TransUnion had done no more than to match first and last names, meaning that people with common names were often falsely associated with criminal conduct. Even after an earlier suit over a similar incident, Justice Thomas wrote, the company did not take obvious steps to ensure the accuracy of its reports.

“It did not begin comparing birth dates,” he wrote. “Or middle initials. Or citizenship. In fact, TransUnion did not compare any new piece of information. Instead, it hedged its language saying a consumer was a ‘potential match’ rather than saying the person was a ‘match.’”

Mr. Ramirez represented a class of 8,185 people whose credit reports included misleading information. A jury awarded the class more than $60 million, a sum reduced to $40 million by a federal appeals court.

Justice Brett M. Kavanaugh, writing for the majority on Friday, said that only the 1,853 class members whose credit reports were actually provided to businesses were entitled to sue. The others, he wrote, had not suffered the required “concrete harm.”

The smaller group, Justice Kavanaugh wrote, had suffered an injury akin to defamation.

“Under longstanding American law, a person is injured when a defamatory statement ‘that would subject him to hatred, contempt or ridicule’ is published to a third party,” he wrote quoting a 1990 libel decision. “We have no trouble concluding that the 1,853 class members suffered a concrete harm.”

But, he wrote, the other 6,332 had not been injured.

“The mere presence of an inaccuracy in an internal credit file, if it is not disclosed to a third party, causes no concrete harm,” Justice Kavanaugh wrote. “In cases such as these where allegedly inaccurate or misleading information sits in a company database, the plaintiffs’ harm is roughly the same, legally speaking, as if someone wrote a defamatory letter and then stored it in her desk drawer. A letter that is not sent does not harm anyone, no matter how insulting the letter is. So too here.”

He also rejected the plaintiffs’ argument that the larger group of class members had suffered a risk of future harm.

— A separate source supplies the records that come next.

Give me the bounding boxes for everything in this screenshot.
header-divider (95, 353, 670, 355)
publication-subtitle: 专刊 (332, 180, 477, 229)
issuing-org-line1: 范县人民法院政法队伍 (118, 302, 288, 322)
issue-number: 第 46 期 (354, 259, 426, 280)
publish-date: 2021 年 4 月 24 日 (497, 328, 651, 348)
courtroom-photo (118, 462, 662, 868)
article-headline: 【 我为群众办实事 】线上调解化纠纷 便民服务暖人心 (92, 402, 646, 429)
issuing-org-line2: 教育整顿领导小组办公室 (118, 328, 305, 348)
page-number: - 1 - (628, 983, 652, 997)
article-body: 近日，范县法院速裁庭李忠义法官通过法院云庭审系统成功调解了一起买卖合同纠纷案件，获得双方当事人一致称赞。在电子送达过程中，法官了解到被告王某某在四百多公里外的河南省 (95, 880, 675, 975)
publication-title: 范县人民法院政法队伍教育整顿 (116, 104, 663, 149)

There was no evidence, he wrote, that these plaintiffs even knew there was false information in their credit files.

“If those plaintiffs prevailed in this case, many of them would first learn that they were ‘injured’ when they received a check compensating them for their supposed ‘injury,’” Justice Kavanaugh wrote. “It is difficult to see how a risk of future harm could supply the basis for a plaintiff’s standing when the plaintiff did not even know that there was a risk of future harm.”

Chief Justice John G. Roberts Jr. and Justices Samuel A. Alito Jr., Neil M. Gorsuch and Amy Coney Barrett joined the majority opinion in the case, TransUnion v. Ramirez, No. 20-297.

In dissent, Justice Thomas wrote that the majority had parted ways with common sense.

“TransUnion generated credit reports that erroneously flagged many law-abiding people as potential terrorists and drug traffickers,” Justice Thomas wrote.

“Yet despite Congress’s judgment that such misdeeds deserve redress,” he wrote, “the majority decides that TransUnion’s actions are so insignificant that the Constitution prohibits consumers from vindicating their rights in federal court. The Constitution does no such thing.”

Justices Stephen G. Breyer, Sonia Sotomayor and Elena Kagan joined Justice Thomas’s dissent.

In a second dissent, Justice Kagan said the majority was mistaken in saying that the risk that the reports concerning the larger group of plaintiffs would be disseminated was “too speculative.”

“Why is it so speculative,” she asked, “that a company in the business of selling credit reports to third parties will in fact sell a credit report to a third party?”